Modern web applications increasingly rely on WebSockets for real-time, bidirectional communication. However, many legacy systems and applications still use traditional TCP sockets, creating a gap between new and old communication paradigms. Socket2Web is designed to bridge this gap by providing a transparent proxy that translates between standard socket connections and WebSocket connections.

Motivation

Most existing WebSocket-to-TCP proxies require a statically configured target — the destination is fixed at startup and every client connects to the same backend. Socket2Web takes a different approach: the target is chosen dynamically by the client at connection time. Each WebSocket client specifies the protocol, IP address, and port it wants to reach during the handshake, allowing a single proxy instance to route to any TCP endpoint in real time. Additionally, the architecture is built around a trait-based protocol system, making it straightforward to add support for any other bidirectional communication protocol beyond TCP.

Architecture Overview

The core of Socket2Web is a proxy server that listens for incoming WebSocket connections. Upon receiving a connection, the server expects the client to specify the target protocol, IP address, and port for the desired socket endpoint. The proxy then establishes a TCP connection to the specified target and transparently relays data between the WebSocket client and the traditional socket server.

Key Components:

  • WebSocket Server: Accepts connections from web clients, enforces connection limits, and handles graceful shutdown.
  • Protocol Handler: Interprets the initial handshake and target specification from the client. Currently supports TCP, with an extensible trait-based architecture for adding new protocols.
  • Socket Proxy: Forwards data bidirectionally between the WebSocket and the target TCP socket using cancellation tokens for coordinated shutdown.

Protocol

Upon connecting to the WebSocket server, the client receives a greeting message describing the supported protocols and their required fields.

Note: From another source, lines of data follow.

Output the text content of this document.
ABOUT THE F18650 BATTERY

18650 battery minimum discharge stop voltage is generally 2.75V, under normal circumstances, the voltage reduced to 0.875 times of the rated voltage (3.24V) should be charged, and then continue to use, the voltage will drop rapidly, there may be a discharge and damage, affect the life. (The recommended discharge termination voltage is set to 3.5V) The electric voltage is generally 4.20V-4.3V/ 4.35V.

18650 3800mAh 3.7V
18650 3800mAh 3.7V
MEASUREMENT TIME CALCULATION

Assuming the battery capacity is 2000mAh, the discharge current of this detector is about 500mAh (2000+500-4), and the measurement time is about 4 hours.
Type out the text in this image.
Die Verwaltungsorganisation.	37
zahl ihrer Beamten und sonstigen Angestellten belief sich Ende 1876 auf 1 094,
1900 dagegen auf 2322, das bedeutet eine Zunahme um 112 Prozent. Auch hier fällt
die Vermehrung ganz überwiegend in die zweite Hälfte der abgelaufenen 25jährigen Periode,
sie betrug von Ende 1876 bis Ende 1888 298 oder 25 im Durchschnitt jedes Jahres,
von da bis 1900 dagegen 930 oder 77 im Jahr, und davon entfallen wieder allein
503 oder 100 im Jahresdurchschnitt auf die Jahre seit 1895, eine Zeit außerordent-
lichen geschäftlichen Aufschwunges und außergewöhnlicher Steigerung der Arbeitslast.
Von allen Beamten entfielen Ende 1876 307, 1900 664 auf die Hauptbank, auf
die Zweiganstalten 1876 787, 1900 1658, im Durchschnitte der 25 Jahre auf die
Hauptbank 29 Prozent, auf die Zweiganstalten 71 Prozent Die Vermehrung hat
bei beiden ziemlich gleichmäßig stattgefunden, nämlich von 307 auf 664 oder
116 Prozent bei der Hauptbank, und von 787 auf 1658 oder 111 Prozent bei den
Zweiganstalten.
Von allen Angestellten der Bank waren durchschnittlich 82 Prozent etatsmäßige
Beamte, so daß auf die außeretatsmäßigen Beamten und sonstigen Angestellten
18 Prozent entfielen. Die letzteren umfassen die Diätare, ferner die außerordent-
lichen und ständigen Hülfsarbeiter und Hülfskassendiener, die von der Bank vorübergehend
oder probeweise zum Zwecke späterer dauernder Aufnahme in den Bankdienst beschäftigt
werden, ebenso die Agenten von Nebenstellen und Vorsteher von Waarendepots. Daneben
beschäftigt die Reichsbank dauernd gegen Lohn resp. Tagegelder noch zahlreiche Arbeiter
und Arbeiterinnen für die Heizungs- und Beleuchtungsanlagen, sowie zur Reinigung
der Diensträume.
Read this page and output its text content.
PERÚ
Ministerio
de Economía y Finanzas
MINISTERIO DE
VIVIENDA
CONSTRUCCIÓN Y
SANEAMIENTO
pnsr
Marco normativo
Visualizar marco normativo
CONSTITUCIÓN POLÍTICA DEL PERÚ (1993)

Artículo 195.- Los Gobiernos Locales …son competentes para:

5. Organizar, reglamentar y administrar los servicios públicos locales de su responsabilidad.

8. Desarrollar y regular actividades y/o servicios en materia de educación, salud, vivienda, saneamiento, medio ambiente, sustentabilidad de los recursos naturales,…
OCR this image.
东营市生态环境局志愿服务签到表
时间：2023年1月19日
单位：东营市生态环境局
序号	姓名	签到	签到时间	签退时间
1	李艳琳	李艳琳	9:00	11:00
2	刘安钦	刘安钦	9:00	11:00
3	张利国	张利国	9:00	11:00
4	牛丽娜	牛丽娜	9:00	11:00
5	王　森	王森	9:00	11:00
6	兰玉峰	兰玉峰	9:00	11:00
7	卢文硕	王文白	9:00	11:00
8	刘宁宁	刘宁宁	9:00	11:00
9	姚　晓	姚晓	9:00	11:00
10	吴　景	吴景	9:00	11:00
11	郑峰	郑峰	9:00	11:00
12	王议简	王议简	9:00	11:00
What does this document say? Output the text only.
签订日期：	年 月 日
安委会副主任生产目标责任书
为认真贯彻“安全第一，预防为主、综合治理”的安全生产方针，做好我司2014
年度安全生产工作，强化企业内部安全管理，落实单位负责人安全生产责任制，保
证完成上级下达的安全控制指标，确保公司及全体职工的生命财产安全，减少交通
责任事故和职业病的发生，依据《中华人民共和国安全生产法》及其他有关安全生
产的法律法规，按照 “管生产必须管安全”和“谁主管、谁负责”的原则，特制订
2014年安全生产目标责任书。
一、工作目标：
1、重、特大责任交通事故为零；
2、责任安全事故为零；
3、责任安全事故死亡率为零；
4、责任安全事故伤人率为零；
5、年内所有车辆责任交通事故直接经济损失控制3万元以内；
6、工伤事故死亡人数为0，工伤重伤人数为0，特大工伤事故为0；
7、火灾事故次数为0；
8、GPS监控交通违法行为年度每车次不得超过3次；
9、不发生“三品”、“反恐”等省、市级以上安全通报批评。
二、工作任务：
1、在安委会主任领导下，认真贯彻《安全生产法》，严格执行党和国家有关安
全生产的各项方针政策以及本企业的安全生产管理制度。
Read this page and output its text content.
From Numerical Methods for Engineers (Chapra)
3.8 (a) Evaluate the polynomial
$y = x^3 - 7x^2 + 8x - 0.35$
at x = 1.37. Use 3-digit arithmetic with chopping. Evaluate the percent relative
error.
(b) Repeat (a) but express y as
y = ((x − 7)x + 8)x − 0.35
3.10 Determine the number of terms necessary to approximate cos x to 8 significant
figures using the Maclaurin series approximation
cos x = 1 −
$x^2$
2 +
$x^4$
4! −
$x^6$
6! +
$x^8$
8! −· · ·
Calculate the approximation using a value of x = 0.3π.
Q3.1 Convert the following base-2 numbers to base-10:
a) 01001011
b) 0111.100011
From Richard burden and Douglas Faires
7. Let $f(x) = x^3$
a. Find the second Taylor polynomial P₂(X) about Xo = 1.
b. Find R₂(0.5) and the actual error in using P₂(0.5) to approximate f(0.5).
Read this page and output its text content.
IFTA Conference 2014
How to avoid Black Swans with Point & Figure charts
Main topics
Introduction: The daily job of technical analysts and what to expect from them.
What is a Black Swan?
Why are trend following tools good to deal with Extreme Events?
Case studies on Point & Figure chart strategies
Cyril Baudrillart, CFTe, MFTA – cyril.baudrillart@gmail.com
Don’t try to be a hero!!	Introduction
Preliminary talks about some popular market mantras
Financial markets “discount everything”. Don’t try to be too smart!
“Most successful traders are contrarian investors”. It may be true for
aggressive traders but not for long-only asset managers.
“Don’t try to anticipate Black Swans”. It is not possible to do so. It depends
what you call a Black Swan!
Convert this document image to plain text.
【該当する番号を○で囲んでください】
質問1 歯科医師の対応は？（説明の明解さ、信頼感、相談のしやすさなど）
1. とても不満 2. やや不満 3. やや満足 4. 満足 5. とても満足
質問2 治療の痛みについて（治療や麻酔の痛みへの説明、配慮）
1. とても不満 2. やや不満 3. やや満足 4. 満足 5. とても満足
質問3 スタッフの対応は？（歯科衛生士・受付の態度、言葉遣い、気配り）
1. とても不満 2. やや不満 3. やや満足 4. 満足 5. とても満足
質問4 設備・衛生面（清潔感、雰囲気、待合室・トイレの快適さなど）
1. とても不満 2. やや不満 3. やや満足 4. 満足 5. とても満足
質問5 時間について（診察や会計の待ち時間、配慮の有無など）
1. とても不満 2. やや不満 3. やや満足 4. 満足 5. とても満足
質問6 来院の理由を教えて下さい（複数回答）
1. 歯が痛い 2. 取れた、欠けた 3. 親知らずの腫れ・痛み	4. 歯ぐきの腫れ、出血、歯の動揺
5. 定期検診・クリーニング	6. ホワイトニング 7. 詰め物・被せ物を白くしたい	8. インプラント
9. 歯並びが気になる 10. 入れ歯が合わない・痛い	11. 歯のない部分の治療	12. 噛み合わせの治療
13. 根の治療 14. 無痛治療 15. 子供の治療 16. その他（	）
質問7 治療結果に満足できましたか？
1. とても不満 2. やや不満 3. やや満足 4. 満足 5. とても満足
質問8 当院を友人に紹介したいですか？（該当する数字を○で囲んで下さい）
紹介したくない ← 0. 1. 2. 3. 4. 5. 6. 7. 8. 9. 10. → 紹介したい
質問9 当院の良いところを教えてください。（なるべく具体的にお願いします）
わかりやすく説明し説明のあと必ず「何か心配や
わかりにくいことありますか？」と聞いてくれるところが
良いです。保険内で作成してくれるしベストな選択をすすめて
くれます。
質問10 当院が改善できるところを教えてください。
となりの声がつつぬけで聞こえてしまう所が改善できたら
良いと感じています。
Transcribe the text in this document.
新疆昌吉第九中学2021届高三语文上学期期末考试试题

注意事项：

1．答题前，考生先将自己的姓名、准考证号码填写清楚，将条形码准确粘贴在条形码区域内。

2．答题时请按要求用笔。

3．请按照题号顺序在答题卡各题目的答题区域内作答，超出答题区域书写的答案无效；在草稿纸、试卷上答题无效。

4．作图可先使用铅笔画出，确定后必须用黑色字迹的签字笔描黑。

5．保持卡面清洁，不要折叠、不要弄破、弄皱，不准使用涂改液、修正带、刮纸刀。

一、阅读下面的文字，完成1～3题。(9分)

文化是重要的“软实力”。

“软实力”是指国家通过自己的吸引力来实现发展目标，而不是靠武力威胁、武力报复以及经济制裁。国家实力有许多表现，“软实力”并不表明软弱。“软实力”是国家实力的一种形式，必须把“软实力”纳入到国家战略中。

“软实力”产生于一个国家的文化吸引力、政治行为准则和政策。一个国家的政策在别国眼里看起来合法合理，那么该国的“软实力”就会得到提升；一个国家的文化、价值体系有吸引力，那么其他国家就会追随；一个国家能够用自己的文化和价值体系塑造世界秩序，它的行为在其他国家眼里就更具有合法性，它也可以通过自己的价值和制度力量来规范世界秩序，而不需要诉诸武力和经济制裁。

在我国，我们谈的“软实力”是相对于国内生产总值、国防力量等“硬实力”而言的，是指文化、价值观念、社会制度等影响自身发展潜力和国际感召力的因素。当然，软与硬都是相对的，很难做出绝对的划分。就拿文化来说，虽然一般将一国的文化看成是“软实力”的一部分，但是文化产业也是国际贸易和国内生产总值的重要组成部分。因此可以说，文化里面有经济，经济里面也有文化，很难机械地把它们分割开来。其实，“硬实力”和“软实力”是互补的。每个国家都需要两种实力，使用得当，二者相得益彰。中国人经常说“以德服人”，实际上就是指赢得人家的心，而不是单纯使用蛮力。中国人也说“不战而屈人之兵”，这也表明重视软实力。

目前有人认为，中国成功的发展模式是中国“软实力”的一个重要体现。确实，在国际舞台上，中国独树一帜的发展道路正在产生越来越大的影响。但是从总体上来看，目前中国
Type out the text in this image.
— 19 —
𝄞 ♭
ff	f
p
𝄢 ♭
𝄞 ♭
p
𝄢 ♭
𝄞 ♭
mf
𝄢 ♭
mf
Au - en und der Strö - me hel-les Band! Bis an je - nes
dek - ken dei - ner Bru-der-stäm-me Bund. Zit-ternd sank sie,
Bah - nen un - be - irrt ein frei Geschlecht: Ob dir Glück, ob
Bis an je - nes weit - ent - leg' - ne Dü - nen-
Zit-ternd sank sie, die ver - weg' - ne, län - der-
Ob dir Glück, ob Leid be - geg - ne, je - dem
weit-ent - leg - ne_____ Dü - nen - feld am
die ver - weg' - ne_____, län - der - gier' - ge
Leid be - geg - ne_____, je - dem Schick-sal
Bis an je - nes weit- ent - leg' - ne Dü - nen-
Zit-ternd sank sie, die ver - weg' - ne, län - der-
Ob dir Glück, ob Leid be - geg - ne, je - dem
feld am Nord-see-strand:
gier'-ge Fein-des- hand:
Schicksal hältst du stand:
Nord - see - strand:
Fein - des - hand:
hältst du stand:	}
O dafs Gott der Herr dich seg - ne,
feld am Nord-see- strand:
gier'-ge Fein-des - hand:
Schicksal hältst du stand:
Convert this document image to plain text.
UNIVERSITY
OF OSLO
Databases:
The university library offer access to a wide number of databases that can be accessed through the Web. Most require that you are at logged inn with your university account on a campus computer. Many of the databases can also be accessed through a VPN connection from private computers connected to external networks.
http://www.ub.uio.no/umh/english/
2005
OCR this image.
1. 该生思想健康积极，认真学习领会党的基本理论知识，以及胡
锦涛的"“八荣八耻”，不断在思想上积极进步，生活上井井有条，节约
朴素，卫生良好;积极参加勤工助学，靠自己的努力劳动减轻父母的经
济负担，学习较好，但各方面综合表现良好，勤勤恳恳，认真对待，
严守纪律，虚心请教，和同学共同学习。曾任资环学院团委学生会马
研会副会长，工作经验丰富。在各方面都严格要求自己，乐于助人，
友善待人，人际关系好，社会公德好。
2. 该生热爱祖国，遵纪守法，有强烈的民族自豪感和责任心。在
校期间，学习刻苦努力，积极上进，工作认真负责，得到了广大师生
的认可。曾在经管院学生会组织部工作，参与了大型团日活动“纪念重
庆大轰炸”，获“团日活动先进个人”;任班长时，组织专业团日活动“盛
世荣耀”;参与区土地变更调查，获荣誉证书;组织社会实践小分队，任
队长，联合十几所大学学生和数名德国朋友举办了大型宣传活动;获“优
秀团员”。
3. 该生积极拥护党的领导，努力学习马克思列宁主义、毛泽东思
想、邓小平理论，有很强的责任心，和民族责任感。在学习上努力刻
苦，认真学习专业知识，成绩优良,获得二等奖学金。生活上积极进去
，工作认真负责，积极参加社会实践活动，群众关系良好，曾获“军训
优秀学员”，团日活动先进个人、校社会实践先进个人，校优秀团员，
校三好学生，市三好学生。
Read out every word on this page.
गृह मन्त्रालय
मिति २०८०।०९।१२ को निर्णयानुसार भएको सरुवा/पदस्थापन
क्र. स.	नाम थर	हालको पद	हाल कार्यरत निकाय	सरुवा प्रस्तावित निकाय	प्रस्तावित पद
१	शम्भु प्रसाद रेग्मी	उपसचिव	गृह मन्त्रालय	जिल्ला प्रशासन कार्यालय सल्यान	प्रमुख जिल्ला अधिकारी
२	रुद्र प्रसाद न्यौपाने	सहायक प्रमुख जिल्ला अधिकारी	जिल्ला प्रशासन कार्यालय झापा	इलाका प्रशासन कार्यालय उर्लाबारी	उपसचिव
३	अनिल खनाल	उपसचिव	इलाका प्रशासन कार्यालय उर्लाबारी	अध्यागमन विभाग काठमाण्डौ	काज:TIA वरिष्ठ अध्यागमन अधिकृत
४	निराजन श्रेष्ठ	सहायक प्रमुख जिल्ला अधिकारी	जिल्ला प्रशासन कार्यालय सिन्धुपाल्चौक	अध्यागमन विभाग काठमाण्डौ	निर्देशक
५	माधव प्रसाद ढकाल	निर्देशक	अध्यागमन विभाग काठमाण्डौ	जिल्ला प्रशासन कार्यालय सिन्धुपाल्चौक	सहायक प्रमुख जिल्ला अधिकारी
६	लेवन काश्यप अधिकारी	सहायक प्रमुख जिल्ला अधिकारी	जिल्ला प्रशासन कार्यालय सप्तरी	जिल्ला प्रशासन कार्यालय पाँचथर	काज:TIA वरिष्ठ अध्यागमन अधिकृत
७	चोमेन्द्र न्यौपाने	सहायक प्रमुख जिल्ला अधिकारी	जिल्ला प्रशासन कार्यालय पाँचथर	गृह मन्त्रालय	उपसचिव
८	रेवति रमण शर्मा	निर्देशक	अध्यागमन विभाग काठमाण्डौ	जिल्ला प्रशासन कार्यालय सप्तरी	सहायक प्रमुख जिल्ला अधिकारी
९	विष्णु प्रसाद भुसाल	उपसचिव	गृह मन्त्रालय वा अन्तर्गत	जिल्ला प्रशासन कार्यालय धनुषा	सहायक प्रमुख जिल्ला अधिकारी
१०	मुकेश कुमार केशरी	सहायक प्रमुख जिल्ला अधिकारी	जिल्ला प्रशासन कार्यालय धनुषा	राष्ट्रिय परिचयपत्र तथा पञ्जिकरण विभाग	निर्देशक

The client must then respond with a JSON handshake specifying the target protocol, IP, and port.

Example greeting (sent by server):

{
  "supported protocols": {
    "tcp": {
      "target_ip": "IP Address",
      "target_port": "Port for IP Address"
    }
  }
}

Example handshake (sent by client):

{
  "protocol": "tcp",
  "target_ip": "192.168.1.100",
  "target_port": 12345
}

After a successful handshake, the server responds with a status message and all subsequent data is proxied transparently.

Configuration

Socket2Web is configured via command-line arguments:

Argument Default Description
--ip 127.0.0.1 IP address the WebSocket server binds to
--port 433 Port the WebSocket server listens on
--log-level info Log level (trace, debug, info, warn, error)
--timeout 10 Handshake timeout in seconds
--max-connections 1000 Maximum number of concurrent connections
--max-lifetime 3600 Maximum lifetime of a connection in seconds (0 to disable)

Use Cases

  • Legacy Application Modernization: Connect legacy TCP-based applications to web clients without rewriting server code.
  • IoT Device Integration: Bridge devices that use raw sockets with modern dashboards or control panels.
  • Testing and Debugging: Intercept and analyze socket traffic using web-based tools.

Getting Started

  1. Build the application using Cargo:
    cargo build --release
    
  2. Run the proxy server:
    cargo run --release
    
  3. Run with custom options:
    cargo run --release -- --ip 0.0.0.0 --port 8080 --log-level debug --max-connections 500
    
  4. Connect a WebSocket client, receive the greeting, send the handshake JSON, and begin proxying data.

Conclusion

Socket2Web provides a simple, robust, and extensible solution for bridging the gap between traditional socket-based systems and modern web applications. Contributions and feedback are welcome!